Hawai'i planning tests for mad cow disease
By Kevin Dayton
Advertiser Big Island Bureau
HILO, Hawai'i The state Department of Agriculture is about to get directly involved in testing for mad-cow disease in Hawai'i in the wake of the discovery of an infected cow in Washington state, the first case of its kind in the United States.
Until now, the state allowed the U.S. Department of Agriculture to handle the testing, with USDA working mostly at slaughter plants to check animals.
Now state veterinarians and other state staff will expand that effort, with more visits and field inspections at ranches and dairies, said Jason Moniz, program manager of the livestock disease-control branch.
"We feel we need to get a little bit more aggressive to reassure and regain consumer confidence," Moniz said.

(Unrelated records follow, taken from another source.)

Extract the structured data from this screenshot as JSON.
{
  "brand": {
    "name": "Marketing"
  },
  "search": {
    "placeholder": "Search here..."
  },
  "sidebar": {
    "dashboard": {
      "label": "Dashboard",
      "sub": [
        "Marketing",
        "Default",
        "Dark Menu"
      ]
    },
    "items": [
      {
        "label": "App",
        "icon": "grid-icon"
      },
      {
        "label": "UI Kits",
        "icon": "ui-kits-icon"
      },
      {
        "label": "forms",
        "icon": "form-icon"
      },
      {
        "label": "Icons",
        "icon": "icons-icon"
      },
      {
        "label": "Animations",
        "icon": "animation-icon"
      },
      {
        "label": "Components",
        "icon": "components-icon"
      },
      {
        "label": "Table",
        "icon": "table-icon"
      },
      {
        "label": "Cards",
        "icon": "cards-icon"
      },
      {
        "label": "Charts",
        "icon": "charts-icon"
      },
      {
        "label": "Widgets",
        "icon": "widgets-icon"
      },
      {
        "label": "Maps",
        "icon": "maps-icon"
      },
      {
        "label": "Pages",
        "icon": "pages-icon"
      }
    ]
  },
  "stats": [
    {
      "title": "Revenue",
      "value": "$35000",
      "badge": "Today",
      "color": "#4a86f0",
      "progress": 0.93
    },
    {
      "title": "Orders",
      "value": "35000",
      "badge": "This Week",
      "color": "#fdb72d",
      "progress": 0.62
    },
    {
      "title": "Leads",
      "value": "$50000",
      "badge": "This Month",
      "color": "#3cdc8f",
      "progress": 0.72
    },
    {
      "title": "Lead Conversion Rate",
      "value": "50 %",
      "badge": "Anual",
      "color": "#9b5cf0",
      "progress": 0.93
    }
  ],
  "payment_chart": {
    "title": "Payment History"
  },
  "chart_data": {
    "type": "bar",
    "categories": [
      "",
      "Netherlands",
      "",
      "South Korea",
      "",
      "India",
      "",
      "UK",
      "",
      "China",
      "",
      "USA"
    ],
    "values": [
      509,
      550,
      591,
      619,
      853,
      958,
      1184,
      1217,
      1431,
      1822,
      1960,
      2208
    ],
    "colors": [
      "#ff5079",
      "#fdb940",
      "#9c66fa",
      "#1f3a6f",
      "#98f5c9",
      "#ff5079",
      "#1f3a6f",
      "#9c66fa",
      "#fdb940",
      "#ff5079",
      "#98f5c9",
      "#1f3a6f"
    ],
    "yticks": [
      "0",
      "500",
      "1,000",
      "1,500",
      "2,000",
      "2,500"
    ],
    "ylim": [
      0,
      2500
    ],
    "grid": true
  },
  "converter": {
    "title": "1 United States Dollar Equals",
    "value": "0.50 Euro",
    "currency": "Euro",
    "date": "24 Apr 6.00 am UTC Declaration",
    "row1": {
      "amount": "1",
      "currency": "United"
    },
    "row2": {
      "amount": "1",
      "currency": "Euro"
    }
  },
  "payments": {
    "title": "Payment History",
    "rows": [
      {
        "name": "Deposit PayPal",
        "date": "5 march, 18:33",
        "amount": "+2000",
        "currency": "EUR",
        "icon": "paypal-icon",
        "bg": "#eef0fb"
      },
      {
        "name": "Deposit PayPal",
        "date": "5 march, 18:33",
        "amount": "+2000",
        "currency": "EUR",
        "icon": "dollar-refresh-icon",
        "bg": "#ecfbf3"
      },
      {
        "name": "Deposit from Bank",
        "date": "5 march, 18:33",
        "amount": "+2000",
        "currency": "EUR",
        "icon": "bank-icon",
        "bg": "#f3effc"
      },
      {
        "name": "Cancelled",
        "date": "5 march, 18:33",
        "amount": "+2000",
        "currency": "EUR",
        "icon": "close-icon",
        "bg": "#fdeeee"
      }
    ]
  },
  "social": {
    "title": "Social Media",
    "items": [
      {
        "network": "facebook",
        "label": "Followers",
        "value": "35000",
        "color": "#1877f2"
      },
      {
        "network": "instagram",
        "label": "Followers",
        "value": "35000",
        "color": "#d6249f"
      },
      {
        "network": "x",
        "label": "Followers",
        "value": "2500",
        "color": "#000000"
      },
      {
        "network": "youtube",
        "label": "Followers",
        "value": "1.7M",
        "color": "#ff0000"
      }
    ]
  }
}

He said the state effort will begin next week.
The first confirmed case of mad-cow disease, formally known as bovine spongiform encephalopathy, was identified in a Washington dairy cow slaughtered Dec. 9.
The human form of the disease, variant Creutzfeldt-Jakob, is thought to be contracted by eating meat from an infected animal, especially from the brain or spinal cord. There is no cure.
The U.S. Department of Agriculture plans to test 183 head of cattle in Hawai'i for the disease in the coming year. That is considerably more than the 20 head of cattle the USDA targeted for testing last year, Moniz said.
Moniz said the Washington case was not the primary trigger for the increase in tests. The federal government had planned to step up its testing effort before the infected animal was discovered on the Mainland, he said.
"USDA has been in the lead for that, but with the current situation and the need to regain consumer confidence, we will be stepping that up and be out there with them, putting some of our other activities on the back burner for a while," he said.
With nine dairies on O'ahu and the Big Island and more than 800 beef operations statewide, Moniz said much of the focus will be on reminding farmers of symptoms that may be warning signs.
Cows must be slaughtered to test them, with animals targeted that either cannot stand or show signs of a disease of the nervous system. Moniz said he has suggested to the USDA that the ranches and farms should be paid for the cows that are slaughtered and tested.
"It would just make it a lot easier if we could at least pay the farmer or rancher for the value of the animal," Moniz said. State agriculture officials plan to contribute time and manpower, but there is no state money allocated for the effort.
It is highly unlikely that Hawai'i would have imported an infected animal because cattle are rarely imported into the state, Moniz said. In the past decade Hawai'i has imported 1,485 dairy and beef cattle.
That low volume has made it easy to track and inspect animals brought into the state, so the risk that an animal brought into Hawai'i might have come from the same herd as the infected animal is "very, very, very low," he said.
Ranchers continued to monitor the situation on the Mainland but were unsure of the effect on Hawai'i operations.
"I think it's pretty well under control," said Pono von Holt, owner and manager of Ponoholo Ranch on the Big Island. "Right now, our main concern is consumers are inundated with all kinds of information, and hopefully most of them will respond with some kind of a reasonable attitude and realize that our food supply is very safe. This is just one instance, and we have the surveillance in place to find these kinds of things and then take care of the problem.
"We are concerned, but with all of the science that's behind this, we think it's under control," he said.
Moniz said beef prices have been at record highs over the past year, which may help cushion the impact on the industry. "As the investigation moves forward, the consumer concerns should be relaxed and the markets come back," Moniz said. "That's what happened with the Canadian situation."